[PAR_WIG1350]

cool, but one of the issues I see with scaling this up to frc size is that each drive unit would require 2 steering motors, on the other hand, a common shaft could be run through the robot from which all wheels are powered through chains and universal or cv joints. But still,the minimum number of motors for a robot supported entirely on its driving wheels is seven if three wheel units fed from a single motor driving a common shaft. if only two driving units are used, that drops down to five motors, but you now must support part of the robot on non-powered wheels which reduces available traction.

The greatest disadvantage would be that both the seven and five motor versions that I mentioned use only one motor for actually driving. in comparison, a six motor swerve drive configuration uses three of the six motors to drive and a four motor meccanum system uses all four motors to drive, but at reduced efficiency due to canceling vectors.

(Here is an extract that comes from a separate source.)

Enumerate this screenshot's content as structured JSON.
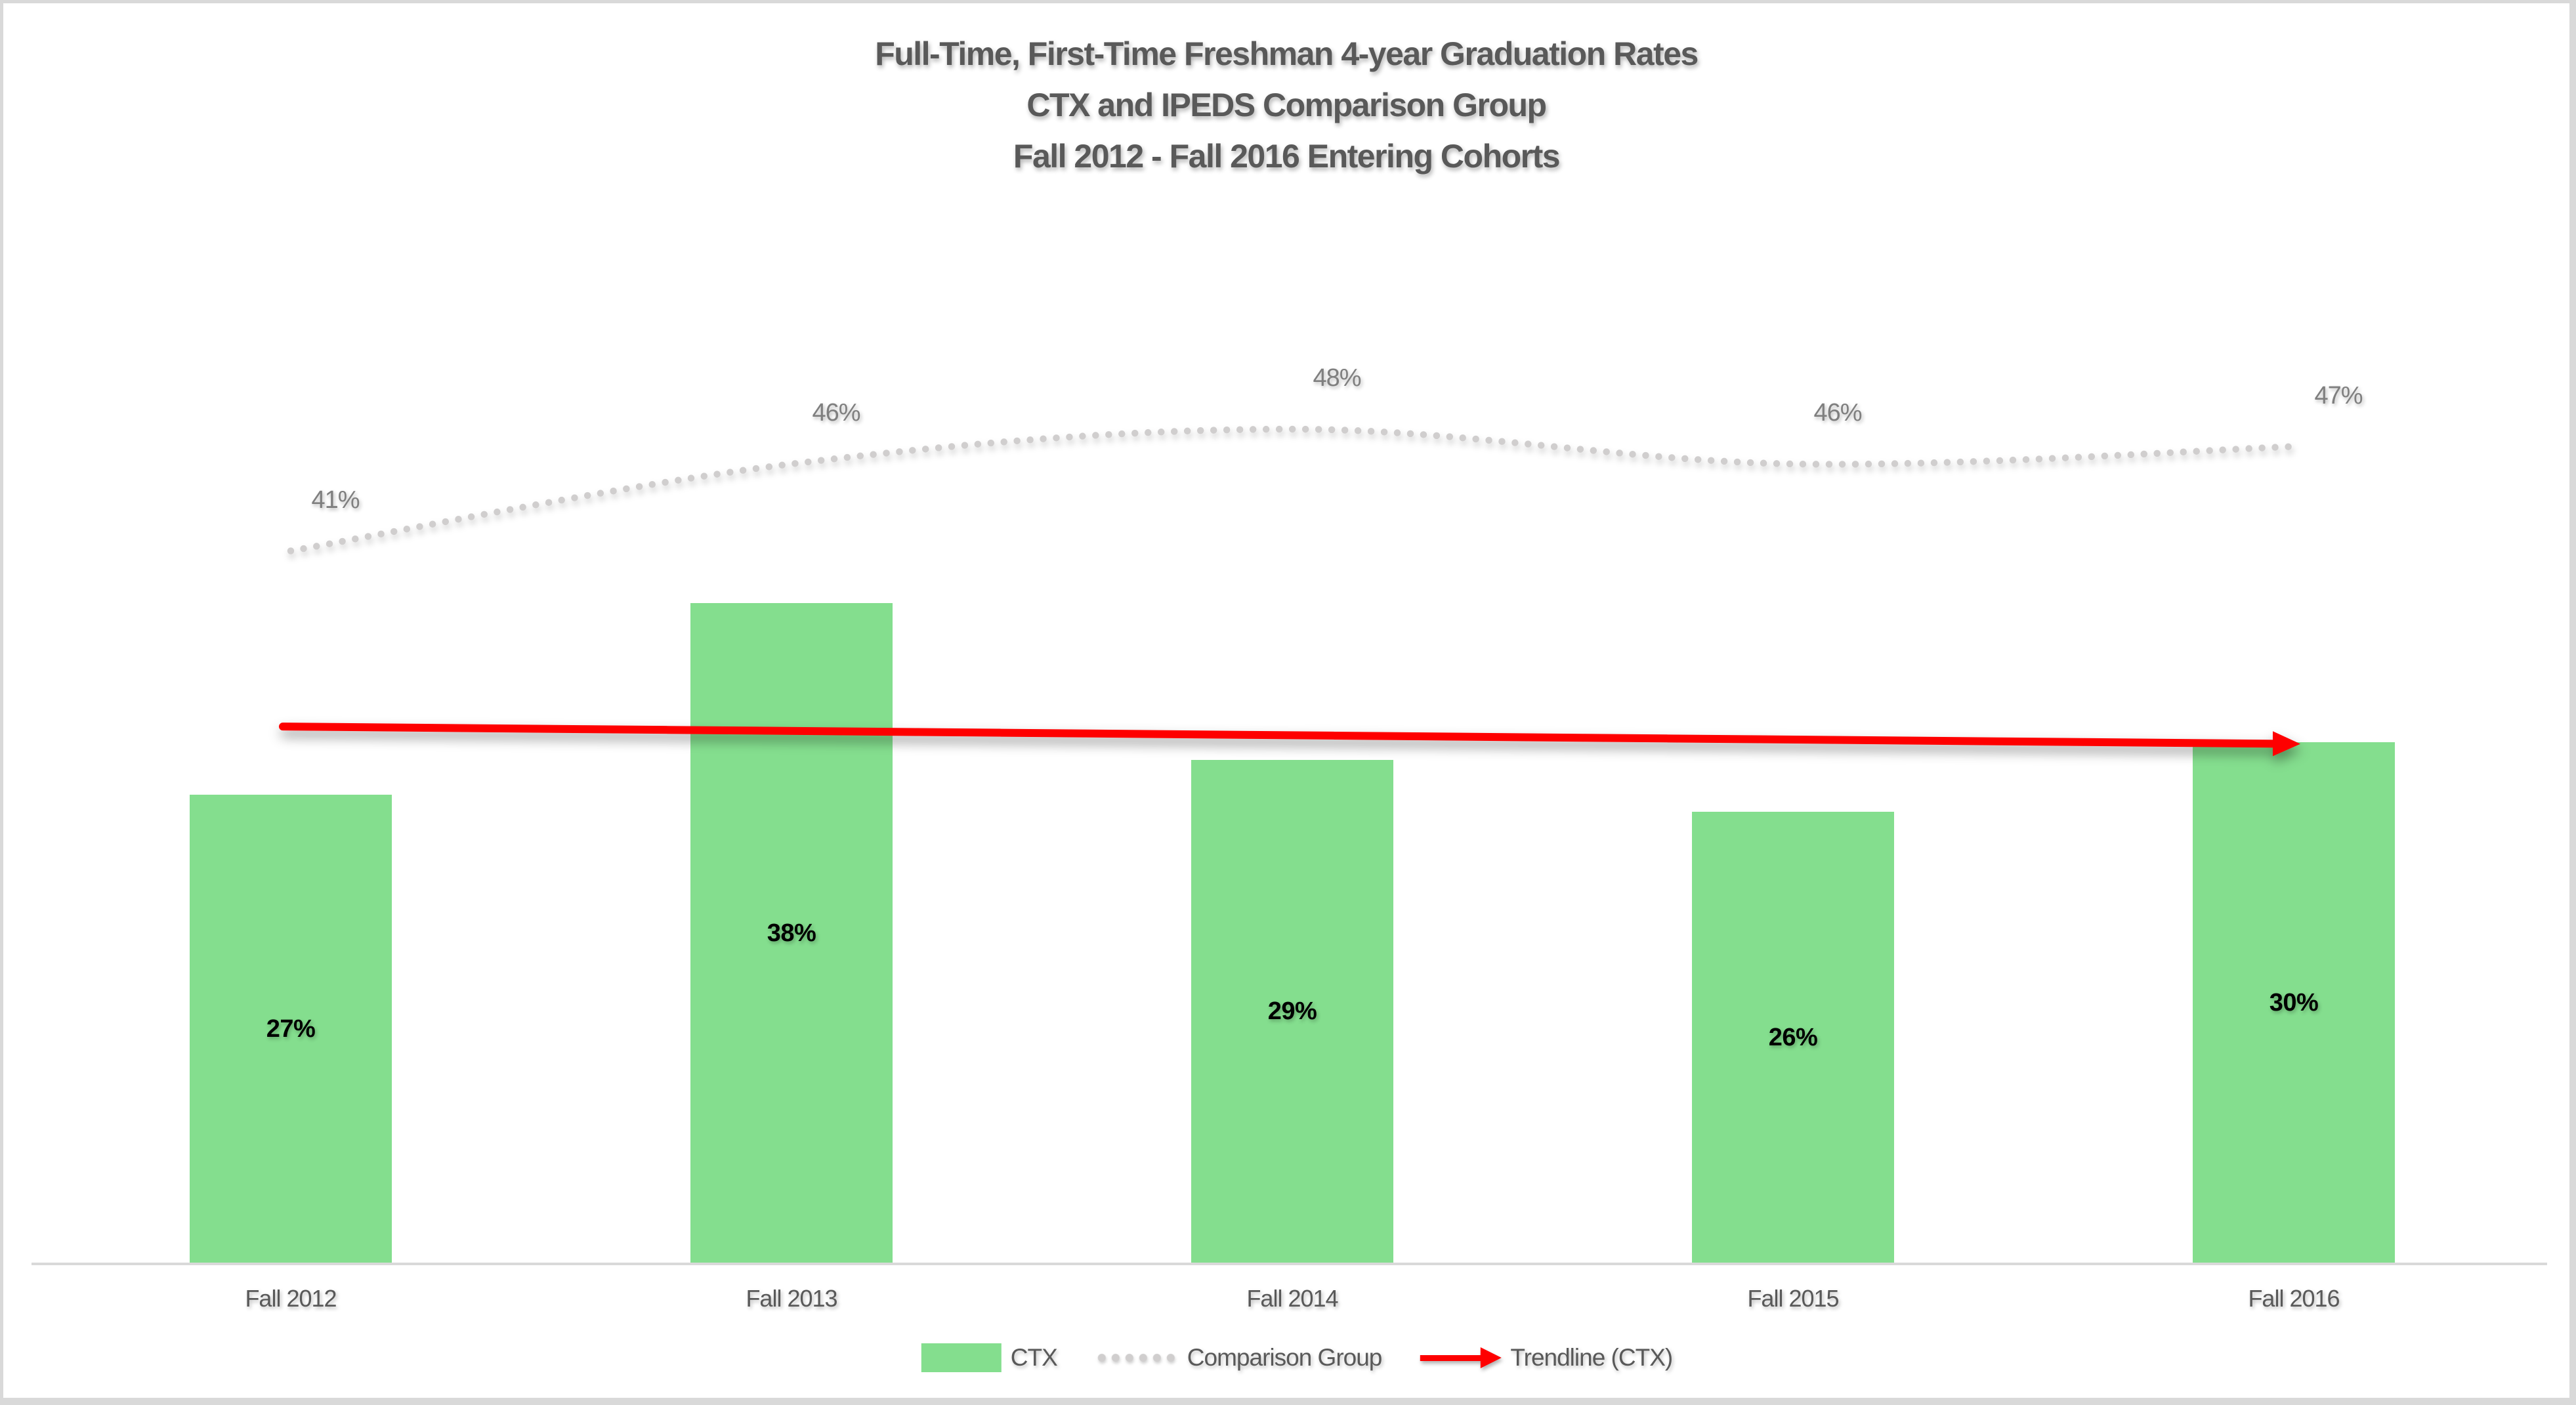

The final concern would be wear on the field and on the hemispherical wheels, the sliding motion that occurs when the wheels pivot on the gimbals would result in a lot of wear on the tread. Also, when a wheel is idling (when its axle is vertical and it is not contributing to motion) that part of the hemisphere, not to mention the carpet under, could experience accelerated aging and wear due to the friction and heating that would occur. The solution to this problem would be to use a low friction material like acetal (2009 wheel tread material) form the hemispheres' surfaces, but then you would have little to no traction. [In the video, he is driving on a slick floor which reduces this issue].

if these issues could be dealt with (if a team can devote 9 motors to drive and implement a weight transfer system to reduce high-wear interactions with the floor by unloading drive wheels while idling (pivoting could still pose issues, just have spare wheels to replace worn ones I guess), then it could be done and would likely win an award (specifically innovation in control). But the question is, who is willing to face the challenge*?






*probably not us, we tried an 'innovative' {read "complicated"} drive train in 2010, it wasn't pretty. On the other hand, watching a robot drive across the field as parts of the drive system fall out behind it leaving a trail of parts while it continues to drive is rather comical.